As we continue to monitor the situation regarding the future of the DACA program, below are some key talking points about the Supreme Court's recent decision to decline to hear the DACA case without first being heard by the lower courts.
- The U.S. Supreme Court on Monday declined to hear the Trump administration's appeal of a federal judge's ruling that requires the government to keep the Deferred Action for Childhood Arrivals program open for renewals.
- Under lower court orders that remain in effect, the Department of Homeland Security must continue to accept applications from the roughly 700,000 young people who are currently enrolled in the program, known as DACA, as well as individuals whose DACA grant has expired.
- The lower court's decision does not allow Dreamers to apply for DACA if they have never before applied for the initiative, including Dreamers who are aging into eligibility, couldn't afford the filing fees, or are newly eligible for the initiative. These Dreamers remain at risk of deportation, as do the DACA recipients whose protections have expired while they wait for USCIS to process their renewal applications.
- In a brief order, the court said simply, "It is assumed the court of appeals will act expeditiously to decide this case."
- While Monday's denial gives Dreamers a breath of relief while the case works its way through lower courts, Congress must still act immediately to pass the Dream Act.
- Congress needs to stop kicking the can down the road and move forward on the Dream Act now.
- A bipartisan Dream Act was first introduced in 2001. It is shocking that nearly 20 years later, while Dreamers are still making America a better and stronger nation, Congress has not found the courage to provide them with protection from deportation, and secure for them the promise of a better life as Americans.
- Dreamers across the country deserve the certainty that only permanent legislative protections can bring.
- While some thought the Supreme Court would take up the case, in practice, the justices rarely accept appeals asking them to bypass the lower courts if there is no split in view among the circuits. The justices rejected the Trump Administration's effort to bypass the lower courts.
- DACA allows children of undocumented immigrants, known as Dreamers, to remain here if they were under 16 when their parents brought them to the U.S. and if they arrived by 2007. DACA recipients can renew their applications every two years.
- Monday's action by the Supreme Court leaves the DACA challenge pending, expected to be taken up by the 2nd and 9th Circuit courts.
- Truly, Congressional action, and a permanent fix for Dreamers is the only solution that makes sense both pragmatically and morally.
BACKGROUND ON THE CASE IN QUESTION
- On Jan. 9, a federal judge in San Francisco, William Alsup, ruled in favor of the University of California and its president, former Homeland Security secretary Janet Napolitano. They sued to keep the program going after the Trump administration said in September that it would end it within six months. Alsup said Attorney General Jeff Sessions had wrongly concluded that DACA was put in place without proper legal authority.
- The Justice Department immediately said it would contest that ruling before the 9th Circuit Court of Appeals in California. But government lawyers also asked the Supreme Court to take the highly unusual step of agreeing to hear the case, bypassing the appeals court.

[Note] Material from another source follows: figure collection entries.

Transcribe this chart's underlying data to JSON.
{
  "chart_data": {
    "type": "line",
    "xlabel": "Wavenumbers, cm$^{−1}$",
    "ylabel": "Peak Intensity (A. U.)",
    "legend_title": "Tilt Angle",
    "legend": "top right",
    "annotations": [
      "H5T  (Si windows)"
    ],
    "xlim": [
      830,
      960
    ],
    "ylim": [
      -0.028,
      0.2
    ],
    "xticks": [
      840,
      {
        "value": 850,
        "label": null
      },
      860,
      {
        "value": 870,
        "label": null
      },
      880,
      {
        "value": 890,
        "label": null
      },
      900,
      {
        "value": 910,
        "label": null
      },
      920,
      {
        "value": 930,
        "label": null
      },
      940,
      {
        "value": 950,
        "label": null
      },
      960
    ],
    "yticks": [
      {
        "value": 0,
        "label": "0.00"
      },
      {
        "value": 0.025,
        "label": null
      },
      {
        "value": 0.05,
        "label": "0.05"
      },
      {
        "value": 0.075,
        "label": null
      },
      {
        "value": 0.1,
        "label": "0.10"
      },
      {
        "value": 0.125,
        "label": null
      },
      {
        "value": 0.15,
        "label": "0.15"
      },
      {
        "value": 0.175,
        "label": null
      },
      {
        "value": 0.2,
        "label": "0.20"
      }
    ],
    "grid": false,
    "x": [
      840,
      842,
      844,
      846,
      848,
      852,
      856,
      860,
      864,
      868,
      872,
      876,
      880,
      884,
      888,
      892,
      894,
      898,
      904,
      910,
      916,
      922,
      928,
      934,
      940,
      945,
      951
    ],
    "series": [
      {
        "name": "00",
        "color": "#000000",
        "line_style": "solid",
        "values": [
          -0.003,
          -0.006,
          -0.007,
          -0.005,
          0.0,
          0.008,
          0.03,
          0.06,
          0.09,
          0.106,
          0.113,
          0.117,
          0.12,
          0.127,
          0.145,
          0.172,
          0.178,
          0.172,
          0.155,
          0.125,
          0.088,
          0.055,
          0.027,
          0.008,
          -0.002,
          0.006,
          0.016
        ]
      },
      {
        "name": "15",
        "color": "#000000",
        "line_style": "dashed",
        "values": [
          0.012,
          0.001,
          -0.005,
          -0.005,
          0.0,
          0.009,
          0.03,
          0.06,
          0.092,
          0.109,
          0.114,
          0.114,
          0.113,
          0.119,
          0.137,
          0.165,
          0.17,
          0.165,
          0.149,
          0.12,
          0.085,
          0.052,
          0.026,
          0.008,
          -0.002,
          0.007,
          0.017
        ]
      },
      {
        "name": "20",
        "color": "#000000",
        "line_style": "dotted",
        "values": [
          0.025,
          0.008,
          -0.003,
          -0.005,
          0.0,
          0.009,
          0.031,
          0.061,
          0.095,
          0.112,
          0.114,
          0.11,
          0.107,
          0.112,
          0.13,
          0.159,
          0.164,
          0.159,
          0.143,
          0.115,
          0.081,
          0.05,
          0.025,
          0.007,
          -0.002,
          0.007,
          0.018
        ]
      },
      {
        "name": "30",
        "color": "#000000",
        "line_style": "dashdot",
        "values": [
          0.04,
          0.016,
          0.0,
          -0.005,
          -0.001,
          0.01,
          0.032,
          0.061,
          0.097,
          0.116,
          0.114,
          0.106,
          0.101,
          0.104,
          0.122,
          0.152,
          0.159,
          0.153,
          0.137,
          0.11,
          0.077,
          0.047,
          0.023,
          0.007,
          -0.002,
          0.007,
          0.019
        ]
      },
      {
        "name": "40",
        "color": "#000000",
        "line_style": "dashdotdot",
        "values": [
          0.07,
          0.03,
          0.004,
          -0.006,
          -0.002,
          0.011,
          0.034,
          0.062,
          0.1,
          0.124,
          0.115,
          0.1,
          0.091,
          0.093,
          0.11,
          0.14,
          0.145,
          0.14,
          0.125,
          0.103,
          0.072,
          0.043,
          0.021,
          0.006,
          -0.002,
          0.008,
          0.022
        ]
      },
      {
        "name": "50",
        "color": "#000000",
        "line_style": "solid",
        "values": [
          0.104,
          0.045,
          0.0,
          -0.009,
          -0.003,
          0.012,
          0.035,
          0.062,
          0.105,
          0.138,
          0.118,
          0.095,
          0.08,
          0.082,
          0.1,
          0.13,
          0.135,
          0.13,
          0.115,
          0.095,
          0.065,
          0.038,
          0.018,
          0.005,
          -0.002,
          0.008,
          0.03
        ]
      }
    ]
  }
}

- The Supreme Court has agreed only about a dozen times in the past century to immediately take a case and bypass the federal appeals courts, and those case usually involve a national emergency, such as nationwide strikes in the steel and coal industries.
- In asking the court to take the case, the Justice Department took another unusual step in declining to ask the justices to block the lower court order in the meantime, which would have allowed the government to shut DACA down as planned. Such a start-and-stop approach, the government said, would frustrate the goal of winding the program down in an orderly way.